Air out your tables


When you create a table, whether using a web app, Microsoft Word or PowerPoint, or even Adobe InDesign, the default is usually a black line around every cell, and little to no space around the content in that cell. That should hardly ever be the end of the process.

The defaults have faults


In MS Office, even applying one of their preset formats offers little improvement (alternating row colors, and assuming certain cell lines).

The point of a table is to order and align information in a predictable way — that’s (usually) a good thing. But if the table itself is getting in the way of absorbing or interpreting that information, that’s a bad thing.

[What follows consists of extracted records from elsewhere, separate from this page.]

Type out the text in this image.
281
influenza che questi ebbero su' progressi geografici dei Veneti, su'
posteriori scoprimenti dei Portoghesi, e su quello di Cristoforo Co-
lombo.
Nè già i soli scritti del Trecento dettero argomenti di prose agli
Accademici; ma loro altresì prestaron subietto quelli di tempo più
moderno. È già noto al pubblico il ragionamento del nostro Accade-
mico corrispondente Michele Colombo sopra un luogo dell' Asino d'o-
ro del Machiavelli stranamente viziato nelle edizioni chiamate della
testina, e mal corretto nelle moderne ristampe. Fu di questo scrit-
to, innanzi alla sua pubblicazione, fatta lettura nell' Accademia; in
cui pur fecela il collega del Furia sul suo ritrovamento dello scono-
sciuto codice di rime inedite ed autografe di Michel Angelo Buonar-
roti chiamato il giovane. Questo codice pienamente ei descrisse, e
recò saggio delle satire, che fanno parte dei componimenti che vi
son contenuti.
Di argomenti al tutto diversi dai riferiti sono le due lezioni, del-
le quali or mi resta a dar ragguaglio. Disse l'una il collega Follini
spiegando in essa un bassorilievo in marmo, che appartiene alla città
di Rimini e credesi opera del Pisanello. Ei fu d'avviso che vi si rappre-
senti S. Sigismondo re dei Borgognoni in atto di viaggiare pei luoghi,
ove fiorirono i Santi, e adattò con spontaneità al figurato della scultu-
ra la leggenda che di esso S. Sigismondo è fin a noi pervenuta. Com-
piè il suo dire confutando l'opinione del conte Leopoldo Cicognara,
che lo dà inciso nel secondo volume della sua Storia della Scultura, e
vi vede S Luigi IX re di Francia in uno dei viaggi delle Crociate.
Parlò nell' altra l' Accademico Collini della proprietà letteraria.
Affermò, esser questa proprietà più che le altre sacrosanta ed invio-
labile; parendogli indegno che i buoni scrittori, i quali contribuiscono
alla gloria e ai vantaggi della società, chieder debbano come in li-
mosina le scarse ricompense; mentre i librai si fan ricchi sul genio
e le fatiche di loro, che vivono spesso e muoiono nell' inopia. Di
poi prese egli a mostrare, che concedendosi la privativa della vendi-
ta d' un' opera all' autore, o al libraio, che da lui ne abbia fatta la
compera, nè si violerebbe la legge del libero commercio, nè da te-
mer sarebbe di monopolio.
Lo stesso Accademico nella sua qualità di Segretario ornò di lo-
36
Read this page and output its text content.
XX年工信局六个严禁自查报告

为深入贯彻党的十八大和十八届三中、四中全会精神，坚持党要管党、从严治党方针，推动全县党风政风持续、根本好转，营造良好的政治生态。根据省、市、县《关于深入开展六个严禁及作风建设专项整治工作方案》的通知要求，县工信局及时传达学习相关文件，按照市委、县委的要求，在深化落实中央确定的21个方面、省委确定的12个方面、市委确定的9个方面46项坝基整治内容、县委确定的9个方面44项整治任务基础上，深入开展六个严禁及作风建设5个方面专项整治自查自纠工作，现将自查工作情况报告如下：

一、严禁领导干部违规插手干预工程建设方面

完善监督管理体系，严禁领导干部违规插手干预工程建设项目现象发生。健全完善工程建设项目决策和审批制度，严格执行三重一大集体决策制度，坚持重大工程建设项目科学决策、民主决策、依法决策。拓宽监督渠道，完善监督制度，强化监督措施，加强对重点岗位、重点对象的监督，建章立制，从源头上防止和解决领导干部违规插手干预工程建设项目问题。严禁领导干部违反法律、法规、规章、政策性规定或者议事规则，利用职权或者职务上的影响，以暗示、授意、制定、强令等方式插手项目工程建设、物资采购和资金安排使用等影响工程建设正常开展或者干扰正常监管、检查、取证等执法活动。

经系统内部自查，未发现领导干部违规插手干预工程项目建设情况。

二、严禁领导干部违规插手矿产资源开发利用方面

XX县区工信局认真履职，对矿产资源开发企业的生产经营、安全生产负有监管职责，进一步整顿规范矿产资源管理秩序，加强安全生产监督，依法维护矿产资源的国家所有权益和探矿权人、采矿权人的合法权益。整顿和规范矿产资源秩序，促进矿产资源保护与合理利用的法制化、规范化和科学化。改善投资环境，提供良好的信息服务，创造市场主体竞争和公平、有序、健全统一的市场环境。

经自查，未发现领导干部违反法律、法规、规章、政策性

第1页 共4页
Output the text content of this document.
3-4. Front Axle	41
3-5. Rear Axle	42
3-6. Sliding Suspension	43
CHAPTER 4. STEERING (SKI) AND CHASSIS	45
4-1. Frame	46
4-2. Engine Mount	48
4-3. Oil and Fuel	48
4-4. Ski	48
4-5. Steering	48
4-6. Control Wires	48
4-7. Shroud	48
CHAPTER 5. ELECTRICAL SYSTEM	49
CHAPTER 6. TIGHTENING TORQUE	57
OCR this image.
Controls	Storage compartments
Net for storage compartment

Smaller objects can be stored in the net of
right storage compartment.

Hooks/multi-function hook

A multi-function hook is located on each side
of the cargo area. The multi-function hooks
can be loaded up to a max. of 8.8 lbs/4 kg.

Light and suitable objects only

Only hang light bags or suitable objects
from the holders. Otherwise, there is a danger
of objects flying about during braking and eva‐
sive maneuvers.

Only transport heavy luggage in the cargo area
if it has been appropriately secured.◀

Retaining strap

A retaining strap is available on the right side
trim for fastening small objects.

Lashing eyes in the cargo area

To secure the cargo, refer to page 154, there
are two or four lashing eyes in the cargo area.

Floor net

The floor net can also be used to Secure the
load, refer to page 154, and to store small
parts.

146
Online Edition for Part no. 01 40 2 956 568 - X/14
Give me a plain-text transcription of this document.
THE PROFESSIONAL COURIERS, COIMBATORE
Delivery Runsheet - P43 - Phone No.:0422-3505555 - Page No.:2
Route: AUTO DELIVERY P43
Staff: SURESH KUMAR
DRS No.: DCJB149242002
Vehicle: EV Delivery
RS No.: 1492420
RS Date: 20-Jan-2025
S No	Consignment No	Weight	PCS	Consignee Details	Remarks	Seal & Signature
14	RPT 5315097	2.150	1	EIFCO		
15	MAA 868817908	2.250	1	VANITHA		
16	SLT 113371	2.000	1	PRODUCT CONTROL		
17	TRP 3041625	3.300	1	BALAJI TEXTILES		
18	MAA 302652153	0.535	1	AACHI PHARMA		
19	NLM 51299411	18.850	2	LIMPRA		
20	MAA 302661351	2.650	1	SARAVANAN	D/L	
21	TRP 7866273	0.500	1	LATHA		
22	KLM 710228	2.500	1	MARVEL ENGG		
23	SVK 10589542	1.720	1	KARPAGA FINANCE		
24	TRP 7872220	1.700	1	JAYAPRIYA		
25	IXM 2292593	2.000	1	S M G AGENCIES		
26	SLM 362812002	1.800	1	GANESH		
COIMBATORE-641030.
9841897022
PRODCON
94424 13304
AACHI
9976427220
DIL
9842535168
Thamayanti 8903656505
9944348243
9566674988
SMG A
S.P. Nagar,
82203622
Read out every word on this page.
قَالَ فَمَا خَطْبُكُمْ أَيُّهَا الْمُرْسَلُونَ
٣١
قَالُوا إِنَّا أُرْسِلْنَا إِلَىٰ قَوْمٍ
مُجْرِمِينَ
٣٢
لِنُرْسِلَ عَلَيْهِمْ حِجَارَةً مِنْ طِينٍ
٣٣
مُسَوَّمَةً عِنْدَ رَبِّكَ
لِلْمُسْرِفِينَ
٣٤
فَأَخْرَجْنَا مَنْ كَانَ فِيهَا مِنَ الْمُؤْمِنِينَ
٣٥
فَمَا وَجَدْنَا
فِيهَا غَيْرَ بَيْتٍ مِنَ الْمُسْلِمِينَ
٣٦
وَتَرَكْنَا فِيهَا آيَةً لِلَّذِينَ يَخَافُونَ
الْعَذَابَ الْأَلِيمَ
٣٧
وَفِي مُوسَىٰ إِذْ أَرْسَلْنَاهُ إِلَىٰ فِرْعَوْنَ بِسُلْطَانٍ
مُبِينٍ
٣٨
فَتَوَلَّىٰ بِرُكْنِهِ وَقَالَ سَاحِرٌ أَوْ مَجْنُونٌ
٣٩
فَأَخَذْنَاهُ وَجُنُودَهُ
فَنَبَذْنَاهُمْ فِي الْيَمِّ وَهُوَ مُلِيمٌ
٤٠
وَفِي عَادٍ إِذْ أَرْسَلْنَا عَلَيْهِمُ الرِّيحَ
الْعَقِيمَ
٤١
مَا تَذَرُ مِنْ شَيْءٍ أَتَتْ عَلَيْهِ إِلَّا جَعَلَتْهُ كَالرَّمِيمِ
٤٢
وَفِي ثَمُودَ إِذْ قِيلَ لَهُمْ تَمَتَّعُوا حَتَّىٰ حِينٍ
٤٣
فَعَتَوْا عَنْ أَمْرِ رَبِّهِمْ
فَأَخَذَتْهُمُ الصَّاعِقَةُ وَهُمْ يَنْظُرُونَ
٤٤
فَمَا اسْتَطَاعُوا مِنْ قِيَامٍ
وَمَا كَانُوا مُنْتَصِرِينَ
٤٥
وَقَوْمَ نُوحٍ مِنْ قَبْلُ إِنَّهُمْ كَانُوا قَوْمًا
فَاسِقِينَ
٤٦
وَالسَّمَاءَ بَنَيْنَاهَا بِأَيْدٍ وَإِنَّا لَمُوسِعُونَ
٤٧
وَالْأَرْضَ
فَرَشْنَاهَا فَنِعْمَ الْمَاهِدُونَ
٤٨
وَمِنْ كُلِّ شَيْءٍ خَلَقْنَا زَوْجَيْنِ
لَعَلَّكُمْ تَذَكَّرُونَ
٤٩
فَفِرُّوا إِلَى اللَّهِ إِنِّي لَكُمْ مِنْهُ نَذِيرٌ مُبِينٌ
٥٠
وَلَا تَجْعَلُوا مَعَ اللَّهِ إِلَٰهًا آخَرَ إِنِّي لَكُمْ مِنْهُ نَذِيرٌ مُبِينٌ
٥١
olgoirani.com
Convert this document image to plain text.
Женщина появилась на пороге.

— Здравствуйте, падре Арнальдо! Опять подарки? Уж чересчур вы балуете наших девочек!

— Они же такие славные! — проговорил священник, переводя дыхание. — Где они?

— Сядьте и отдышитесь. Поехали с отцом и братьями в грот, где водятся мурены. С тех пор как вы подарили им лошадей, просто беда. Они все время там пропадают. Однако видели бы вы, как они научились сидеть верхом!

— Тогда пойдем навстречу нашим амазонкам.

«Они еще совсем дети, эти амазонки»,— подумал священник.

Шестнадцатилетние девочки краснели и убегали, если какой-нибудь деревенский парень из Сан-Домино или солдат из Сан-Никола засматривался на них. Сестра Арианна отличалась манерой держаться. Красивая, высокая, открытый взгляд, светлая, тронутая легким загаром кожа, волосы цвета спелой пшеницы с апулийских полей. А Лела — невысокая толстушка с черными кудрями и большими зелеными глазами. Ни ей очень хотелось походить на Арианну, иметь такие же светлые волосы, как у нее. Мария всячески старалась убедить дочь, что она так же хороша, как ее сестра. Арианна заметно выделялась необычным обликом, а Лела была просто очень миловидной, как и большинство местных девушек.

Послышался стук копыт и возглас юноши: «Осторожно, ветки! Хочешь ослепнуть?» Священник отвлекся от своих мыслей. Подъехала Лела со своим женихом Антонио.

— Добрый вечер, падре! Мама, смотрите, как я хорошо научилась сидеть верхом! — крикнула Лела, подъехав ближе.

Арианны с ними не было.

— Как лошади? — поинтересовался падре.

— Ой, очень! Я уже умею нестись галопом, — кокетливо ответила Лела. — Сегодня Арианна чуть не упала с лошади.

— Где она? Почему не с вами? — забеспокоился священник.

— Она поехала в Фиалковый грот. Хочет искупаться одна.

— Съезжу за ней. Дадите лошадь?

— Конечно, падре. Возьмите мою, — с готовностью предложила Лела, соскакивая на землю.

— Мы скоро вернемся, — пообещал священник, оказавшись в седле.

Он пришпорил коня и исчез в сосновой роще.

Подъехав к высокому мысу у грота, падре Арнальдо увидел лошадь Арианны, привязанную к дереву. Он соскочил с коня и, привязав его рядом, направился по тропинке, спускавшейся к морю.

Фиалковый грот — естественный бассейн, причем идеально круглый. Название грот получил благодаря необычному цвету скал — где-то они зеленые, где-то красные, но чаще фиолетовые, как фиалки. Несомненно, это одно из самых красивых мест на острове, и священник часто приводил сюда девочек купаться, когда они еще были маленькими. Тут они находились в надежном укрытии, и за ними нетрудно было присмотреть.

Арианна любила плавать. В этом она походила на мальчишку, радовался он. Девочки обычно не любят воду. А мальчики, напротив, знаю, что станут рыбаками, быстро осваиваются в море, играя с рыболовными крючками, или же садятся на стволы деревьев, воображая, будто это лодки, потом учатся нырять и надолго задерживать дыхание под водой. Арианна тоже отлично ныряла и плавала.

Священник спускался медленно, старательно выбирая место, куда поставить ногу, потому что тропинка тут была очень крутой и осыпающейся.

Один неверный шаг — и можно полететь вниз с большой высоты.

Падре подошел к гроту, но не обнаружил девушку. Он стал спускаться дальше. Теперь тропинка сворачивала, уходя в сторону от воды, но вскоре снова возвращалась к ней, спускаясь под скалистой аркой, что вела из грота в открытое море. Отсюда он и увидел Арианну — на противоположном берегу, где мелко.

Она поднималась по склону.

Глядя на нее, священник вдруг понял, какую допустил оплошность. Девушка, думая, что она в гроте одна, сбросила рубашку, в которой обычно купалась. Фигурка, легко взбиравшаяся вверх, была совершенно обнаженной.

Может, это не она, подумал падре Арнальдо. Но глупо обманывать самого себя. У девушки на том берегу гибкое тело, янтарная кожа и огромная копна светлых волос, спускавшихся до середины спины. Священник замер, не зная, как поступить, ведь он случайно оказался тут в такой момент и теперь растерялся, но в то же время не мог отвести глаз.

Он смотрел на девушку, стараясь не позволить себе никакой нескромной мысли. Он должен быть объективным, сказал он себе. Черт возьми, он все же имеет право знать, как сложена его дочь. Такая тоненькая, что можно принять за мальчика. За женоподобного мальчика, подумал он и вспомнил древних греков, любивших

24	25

A subtle truth of design, which I mention elsewhere, is that when things are ‘lined up’ — then your eye/brain can make that connection; meaning, you don’t necessarily even need cell lines at all — or, in any case, they can be very subtle. They certainly shouldn’t compete with or overpower the content that you’re presenting. One way to take control is to start by removing the default border altogether, then consider just adding borders to horizontal lines, reducing the width and/or darkness of the lines, and  adjusting the cell height and width to fit the content.

Building better tables


As with other aspects of design, just look around and you can probably find really good examples — the trick is to make the little effort, not relying on defaults, and apply the attributes you see in these. (example with formatting)


Having said all of this, to format a table a certain way is not always the most obvious process to do. As soon as you want to make these lines thinner and those lines a different color, it can get a little tricky.